Hawaii is where mullein causes the most ecological concern. On Mauna Kea, researchers found that removing mullein from experimental plots increased the cover of native grasses, suggesting the plant was actively suppressing them. Feral sheep and goat grazing likely helped mullein establish itself in niches once occupied by the endangered Hawaiian silversword.

Traditional Uses Through History

Mullein has been used medicinally since at least the first century, when the Greek physician Dioscorides recommended the root taken in wine. In medieval Europe, monks cultivated it in their gardens. It became a go-to remedy for tuberculosis in Northern Europe, where it was considered the best available treatment for persistent coughs.

The plant had plenty of non-medical uses, too. Roman legionaries dipped the dried stalks in tallow and used them as torches. Roman women washed their hair with a preparation of the flowers to dye it golden. The fine fuzz covering the leaves and stems is extremely flammable and was used as candle wick material before cotton became widespread. In Greece and elsewhere, the seeds were tossed into water to stun fish, making them easier to catch.

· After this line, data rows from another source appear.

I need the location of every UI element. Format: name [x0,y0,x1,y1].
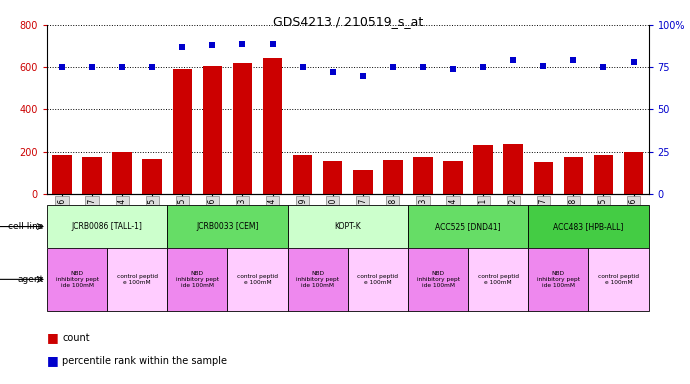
Point [267,40,278,46]
Bar [233,63,253,194]
Point [508,57,519,63]
Text: percentile rank within the sample: percentile rank within the sample [62,356,227,366]
Bar [167,248,228,311]
Bar [468,248,529,311]
Text: GDS4213 / 210519_s_at: GDS4213 / 210519_s_at [273,15,423,28]
Point [598,64,609,70]
Bar [263,58,282,194]
Bar [593,155,613,194]
Text: control peptid
e 100mM: control peptid e 100mM [477,274,519,285]
Bar [323,161,342,194]
Bar [383,160,403,194]
Point [207,42,218,48]
Bar [589,248,649,311]
Bar [172,70,192,194]
Bar [348,248,408,311]
Bar [353,170,373,194]
Bar [142,159,162,194]
Text: KOPT-K: KOPT-K [335,222,361,231]
Bar [293,155,313,194]
Bar [107,248,167,311]
Text: agent: agent [17,275,43,284]
Text: cell line: cell line [8,222,43,231]
Bar [624,152,643,194]
Bar [203,66,222,194]
Bar [228,248,288,311]
Text: ACC525 [DND41]: ACC525 [DND41] [435,222,501,231]
Text: NBD
inhibitory pept
ide 100mM: NBD inhibitory pept ide 100mM [176,271,219,288]
Bar [413,157,433,194]
Point [538,63,549,69]
Text: control peptid
e 100mM: control peptid e 100mM [598,274,639,285]
Point [417,64,428,70]
Point [327,69,338,75]
Text: control peptid
e 100mM: control peptid e 100mM [237,274,278,285]
Bar [408,248,468,311]
Point [57,64,68,70]
Point [297,64,308,70]
Bar [288,205,408,248]
Bar [167,205,288,248]
Text: NBD
inhibitory pept
ide 100mM: NBD inhibitory pept ide 100mM [537,271,580,288]
Text: JCRB0086 [TALL-1]: JCRB0086 [TALL-1] [72,222,143,231]
Point [448,66,459,72]
Bar [529,205,649,248]
Text: control peptid
e 100mM: control peptid e 100mM [357,274,398,285]
Point [568,57,579,63]
Text: ■: ■ [47,331,59,344]
Bar [47,205,167,248]
Text: JCRB0033 [CEM]: JCRB0033 [CEM] [196,222,259,231]
Point [357,73,368,79]
Bar [504,144,523,194]
Point [237,40,248,46]
Bar [443,161,463,194]
Point [147,64,158,70]
Point [117,64,128,70]
Point [628,59,639,65]
Text: NBD
inhibitory pept
ide 100mM: NBD inhibitory pept ide 100mM [55,271,99,288]
Text: ■: ■ [47,354,59,367]
Text: count: count [62,333,90,343]
Bar [47,248,107,311]
Point [387,64,398,70]
Bar [288,248,348,311]
Point [86,64,97,70]
Text: control peptid
e 100mM: control peptid e 100mM [117,274,158,285]
Bar [473,146,493,194]
Bar [564,157,583,194]
Point [177,44,188,50]
Text: NBD
inhibitory pept
ide 100mM: NBD inhibitory pept ide 100mM [296,271,339,288]
Bar [52,155,72,194]
Text: ACC483 [HPB-ALL]: ACC483 [HPB-ALL] [553,222,624,231]
Bar [529,248,589,311]
Bar [112,152,132,194]
Text: NBD
inhibitory pept
ide 100mM: NBD inhibitory pept ide 100mM [417,271,460,288]
Bar [82,157,102,194]
Bar [408,205,529,248]
Bar [533,162,553,194]
Point [477,64,489,70]
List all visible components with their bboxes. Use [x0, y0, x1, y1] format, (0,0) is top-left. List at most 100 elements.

After arriving in North America, mullein was quickly adopted by Indigenous peoples. The Cherokee, Creek, Delaware, and Iroquois all used it, typically brewed as tea or syrup, for coughs and croup. Many groups applied poultices of the leaves to wounds, bruises, and swellings. The Delaware heated leaf poultices and applied them to joints for rheumatism. The Cherokee wrapped leaves around the neck to treat swollen glands and mumps. The Iroquois smoked the dried leaves for asthma and respiratory congestion, and the Abenaki placed mullein root necklaces on teething babies.

What’s Inside the Plant

Mullein’s reputation as a respiratory herb traces back to two main groups of compounds. The leaves and flowers contain a high concentration of mucilage, a gel-like substance made of complex sugars. When you brew mullein into tea, this mucilage dissolves into the water and coats irritated mucous membranes in the throat and airways, which is why it feels soothing to drink when you have a cough. The plant also contains saponins, compounds that act as natural expectorants by helping loosen and thin mucus so it’s easier to cough up.

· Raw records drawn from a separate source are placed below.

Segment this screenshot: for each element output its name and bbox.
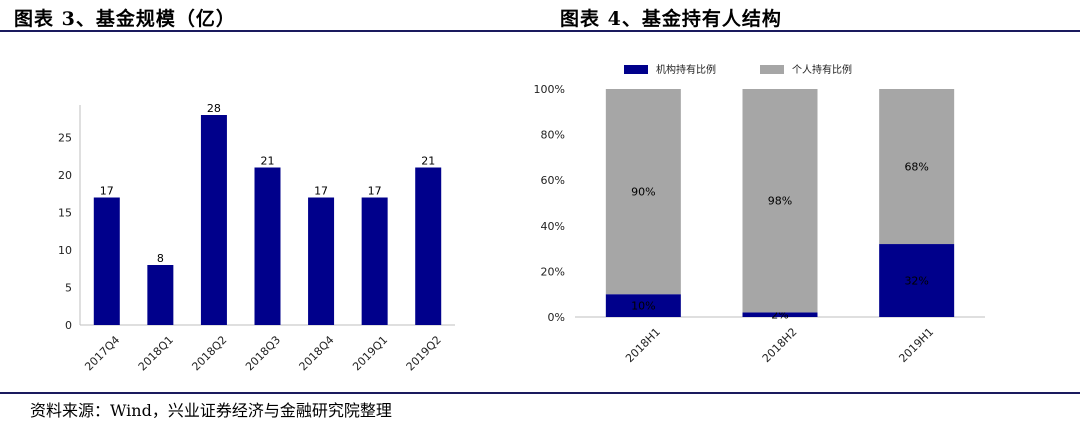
- x-tick-label: 2019Q1: [350, 333, 390, 373]
- y-tick-label: 80%: [541, 129, 565, 142]
- segment-data-label: 68%: [904, 161, 928, 174]
- x-tick-label: 2018Q2: [189, 333, 229, 373]
- segment-data-label: 10%: [631, 300, 655, 313]
- y-tick-label: 20: [58, 169, 72, 182]
- x-tick-label: 2018Q4: [297, 333, 337, 373]
- bar: [93, 197, 120, 325]
- bar: [308, 197, 335, 325]
- bar: [415, 167, 442, 325]
- bar-data-label: 8: [157, 252, 164, 265]
- y-tick-label: 60%: [541, 174, 565, 187]
- bar: [254, 167, 281, 325]
- bar: [200, 115, 227, 325]
- y-tick-label: 40%: [541, 220, 565, 233]
- x-tick-label: 2018H2: [760, 325, 800, 365]
- y-tick-label: 100%: [534, 83, 565, 96]
- source-note: 资料来源：Wind，兴业证券经济与金融研究院整理: [30, 401, 392, 420]
- stacked-bar-segment: [605, 89, 681, 295]
- holder-structure-chart: 0% 20% 40% 60% 80% 100% 机构持有比例 个人持有比例 10% 90% 2018…: [534, 63, 985, 365]
- stacked-bar-segment: [742, 312, 818, 317]
- bar-data-label: 28: [207, 102, 221, 115]
- x-tick-label: 2019Q2: [404, 333, 444, 373]
- y-tick-label: 15: [58, 207, 72, 220]
- chart-4-title: 图表 4、基金持有人结构: [560, 8, 782, 30]
- bar: [147, 265, 174, 325]
- segment-data-label: 90%: [631, 186, 655, 199]
- bar-data-label: 21: [261, 155, 275, 168]
- x-tick-label: 2018H1: [623, 325, 663, 365]
- stacked-bar-segment: [742, 89, 818, 313]
- y-tick-label: 20%: [541, 265, 565, 278]
- legend-label: 个人持有比例: [792, 63, 852, 76]
- fund-size-chart: 0 5 10 15 20 25 17 2017Q4 8 2018Q1 28 2018Q2 21 2018Q…: [58, 102, 455, 373]
- bar-data-label: 17: [100, 185, 114, 198]
- x-tick-label: 2018Q1: [136, 333, 176, 373]
- bar-data-label: 17: [368, 185, 382, 198]
- header-rule: [0, 30, 1080, 32]
- segment-data-label: 32%: [904, 275, 928, 288]
- y-tick-label: 5: [65, 282, 72, 295]
- bar-data-label: 17: [314, 185, 328, 198]
- y-tick-label: 0%: [548, 311, 565, 324]
- legend-swatch: [624, 65, 648, 74]
- bar: [361, 197, 388, 325]
- chart-3-title: 图表 3、基金规模（亿）: [14, 8, 236, 30]
- y-tick-label: 25: [58, 132, 72, 145]
- segment-data-label: 98%: [768, 195, 792, 208]
- bar-data-label: 21: [421, 155, 435, 168]
- stacked-bar-segment: [879, 89, 955, 245]
- footer-rule: [0, 392, 1080, 394]
- stacked-bar-segment: [605, 294, 681, 317]
- y-tick-label: 10: [58, 244, 72, 257]
- y-tick-label: 0: [65, 319, 72, 332]
- stacked-bar-segment: [879, 244, 955, 317]
- x-tick-label: 2018Q3: [243, 333, 283, 373]
- legend-label: 机构持有比例: [656, 63, 716, 76]
- x-tick-label: 2017Q4: [82, 333, 122, 373]
- legend-swatch: [760, 65, 784, 74]
- x-tick-label: 2019H1: [896, 325, 936, 365]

Beyond those two, mullein contains flavonoids (plant-based compounds with antioxidant properties) and volatile oils. The flowers are richer in mucilage, while the leaves tend to have higher concentrations of certain compounds involved in reducing inflammation.

What Modern Research Shows

Lab studies have found promising results for mullein. Stem extract combined with alcohol was 85% effective at protecting cells from damage in one study. Another found mullein effective against bacteria that cause pneumonia and staph infections, as well as E. coli. There’s also evidence it may slow the influenza virus in laboratory settings.

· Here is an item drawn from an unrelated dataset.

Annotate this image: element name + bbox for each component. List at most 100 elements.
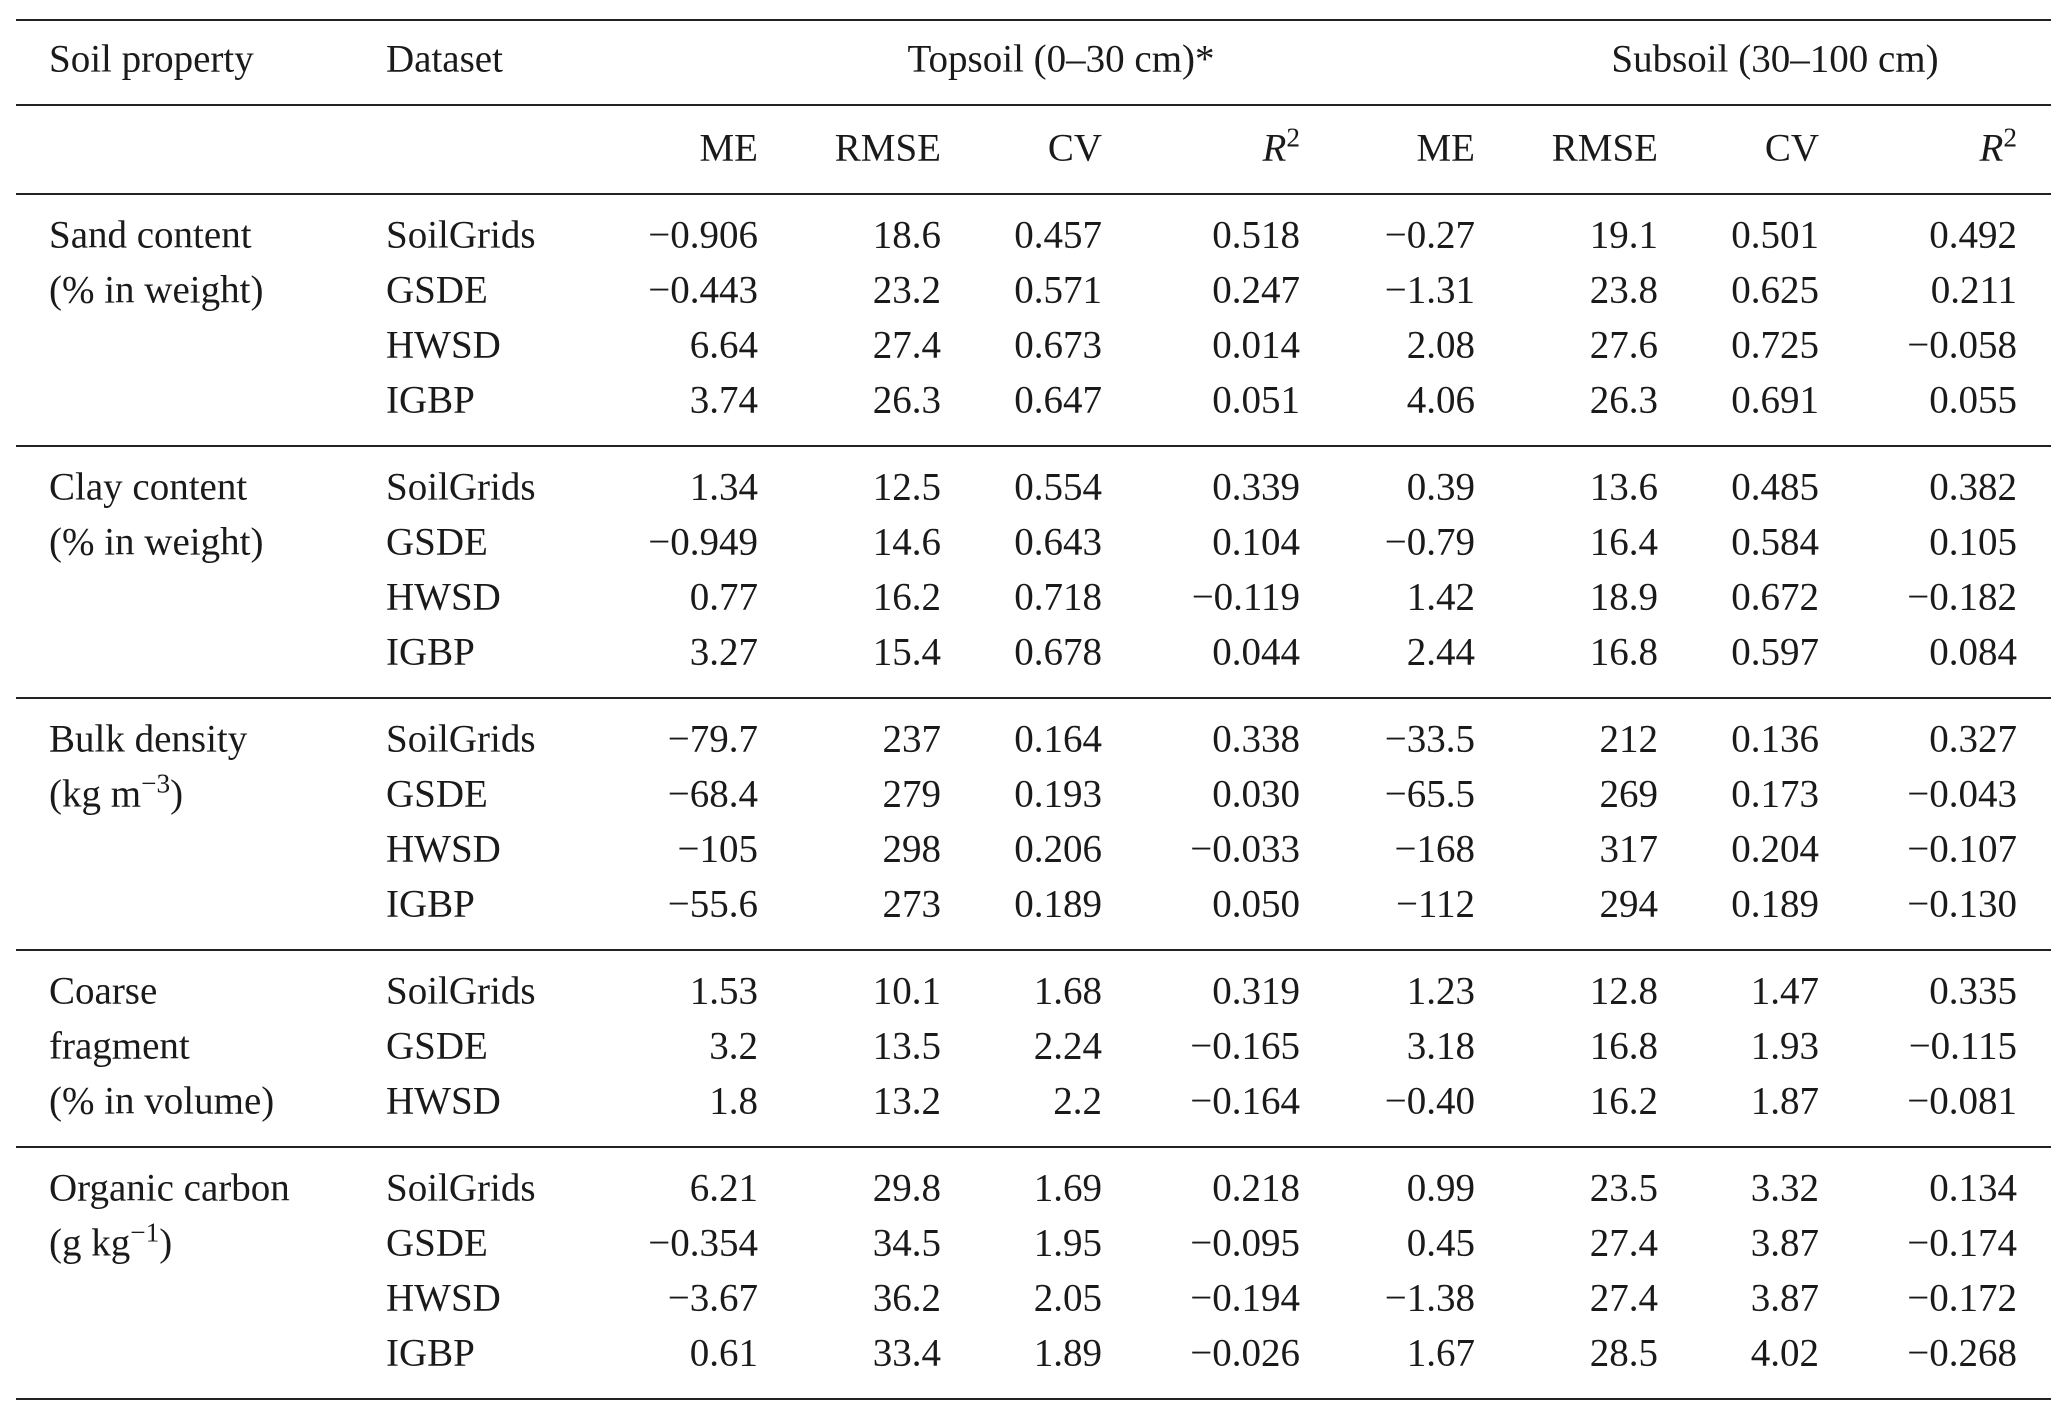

The catch is that these are mostly test-tube and animal studies, not large clinical trials in humans. In European countries like Germany, mullein-based products are manufactured under standardized conditions, which makes dosing more consistent and reliable. In the United States, mullein supplements and teas aren’t produced with the same standardization, so the potency and quality of what you buy can vary significantly from one brand to the next.

How to Prepare Mullein Tea

If you want to try mullein, tea is the most common preparation. For a hot infusion, place about one tablespoon of dried mullein leaves in a cup and pour boiling water over them. Let it steep for 10 to 15 minutes. The one essential step: strain the tea through a fine mesh sieve or cheesecloth. Those tiny hairs that make the plant so soft can irritate your throat if they end up in your cup.

A cold brew method also works well and produces a milder, slightly sweeter result. Add one to two teaspoons of dried leaves per cup of cold filtered water in a glass jar, and let it steep in the refrigerator for 8 to 12 hours or overnight. Strain it the same way before drinking. The flowers can be used alone or blended with the leaves, and some people find the flower tea gentler in flavor.